Tumolo levantou polêmica ao questionar a possibilidade de uma educação emancipadora na ordem do capital. “Ela não seria possível apenas em uma sociedade onde não houvesse nenhuma forma de propriedade privada? Se isso é verdade, não é possível, em qualquer forma social que haja propriedade privada, uma educação que emancipa. Se não é possível, temos que falar necessariamente para a construção da emancipação humana e para um desenvolvimento da força produtiva do trabalho que tenha como horizonte a emancipação humana. Portanto, não teria sentido falar, no sistema capitalista, de uma educação emancipadora, mas de uma educação que tenha como horizonte uma revolução anticapitalista.
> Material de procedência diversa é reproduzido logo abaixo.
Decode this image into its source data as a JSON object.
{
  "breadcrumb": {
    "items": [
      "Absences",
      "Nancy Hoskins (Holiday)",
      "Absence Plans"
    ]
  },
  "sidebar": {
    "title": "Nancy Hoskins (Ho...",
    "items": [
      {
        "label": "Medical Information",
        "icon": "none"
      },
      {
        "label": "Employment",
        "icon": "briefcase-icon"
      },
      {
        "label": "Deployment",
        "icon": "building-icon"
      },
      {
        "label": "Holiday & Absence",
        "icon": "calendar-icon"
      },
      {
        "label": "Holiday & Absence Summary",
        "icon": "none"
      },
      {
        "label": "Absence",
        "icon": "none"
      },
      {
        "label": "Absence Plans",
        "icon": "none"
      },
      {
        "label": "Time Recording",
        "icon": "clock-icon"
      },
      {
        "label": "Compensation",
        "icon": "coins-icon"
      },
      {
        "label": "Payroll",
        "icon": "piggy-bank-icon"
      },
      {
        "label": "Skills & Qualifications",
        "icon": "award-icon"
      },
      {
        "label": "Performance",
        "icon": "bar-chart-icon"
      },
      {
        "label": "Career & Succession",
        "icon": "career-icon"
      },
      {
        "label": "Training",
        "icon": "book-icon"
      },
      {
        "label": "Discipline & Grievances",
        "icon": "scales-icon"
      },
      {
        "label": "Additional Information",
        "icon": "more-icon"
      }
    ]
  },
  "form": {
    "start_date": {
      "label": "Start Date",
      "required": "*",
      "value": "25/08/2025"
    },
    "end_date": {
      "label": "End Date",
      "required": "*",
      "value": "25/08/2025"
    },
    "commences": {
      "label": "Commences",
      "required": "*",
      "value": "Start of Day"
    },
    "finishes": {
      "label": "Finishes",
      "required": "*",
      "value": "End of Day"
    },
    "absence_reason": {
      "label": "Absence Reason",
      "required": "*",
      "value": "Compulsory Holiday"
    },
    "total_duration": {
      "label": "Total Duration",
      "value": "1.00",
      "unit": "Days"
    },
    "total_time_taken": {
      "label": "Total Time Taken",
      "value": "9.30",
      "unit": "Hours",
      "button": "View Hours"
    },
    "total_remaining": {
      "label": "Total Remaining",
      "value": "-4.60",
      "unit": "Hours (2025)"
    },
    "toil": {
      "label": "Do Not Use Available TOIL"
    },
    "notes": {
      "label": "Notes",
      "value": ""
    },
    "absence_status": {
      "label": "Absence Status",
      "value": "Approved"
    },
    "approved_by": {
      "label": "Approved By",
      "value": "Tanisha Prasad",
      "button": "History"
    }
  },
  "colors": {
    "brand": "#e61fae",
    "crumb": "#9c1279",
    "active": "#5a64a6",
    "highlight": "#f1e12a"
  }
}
A educação não faz a revolução, mas é um dos componentes para um processo revolucionário”, concluiu.

 

Homenagem a trabalhadores assassinados

Cátia Guimarães

O segundo dia de atividades a Abertura do Ano Letivo da EPSJV foi aberto com uma homenagem aos militantes do MST assassinados, no dia 7 de abril, no Paraná. Num auditório decorado com quadros, imagens e outros objetos do Movimento, trabalhadores da Escola Politécnica lembraram a emboscada que atacou, feriu e matou trabalhadores no acampamento Dom Tomás Balduíno, no Paraná, onde, entre as mais de 1,5 mil famílias, vivem e trabalham ex-estudantes do Curso Técnico de Meio Ambiente em Saúde da EPSJV/Fiocruz voltado para a população do campo. Segundo o MST, o ataque foi uma emboscada promovida pela Polícia Militar junto com seguranças da empresa Araupel. As terras onde fica o acampamento já foram consideradas públicas pela Justiça Federal, e deverão ser destinadas à reforma agrária.

A homenagem feita na EPSJV destacou também que não se trata de um fato isolado: o ataque faz parte de uma escalada de violência e repressão aos trabalhadores do campo que, entre outras formas, se expressou nos últimos dias na retenção de Frei Sergio, do Movimento dos Pequenos Agricultores, e na prisão do Cacique Babau, liderança da resistência do povo Tupinambá.

E não só no campo. A homenagem destacou ainda que, só na semana passada, no Rio de Janeiro, uma série de incursões policiais resultou em cinco pessoas mortas em Acari e quatro em Manguinhos, complexo de favelas na região onde está localizada a Fiocruz.

Nesse cenário de violência, surgem também ações de resistência, no campo e na cidade. No ato que ocupou o debate do dia 8 de abril na EPSJV, lembrou-se que neste momento, só no Rio de Janeiro, 32 categorias de servidores estão em greve e mais de 30 escolas estão ocupadas por estudantes secundaristas em luta pela escola pública.

Para todos os trabalhadores mortos, da cidade e do campo, o auditório da Escola Politécnica gritou: PRESENTE!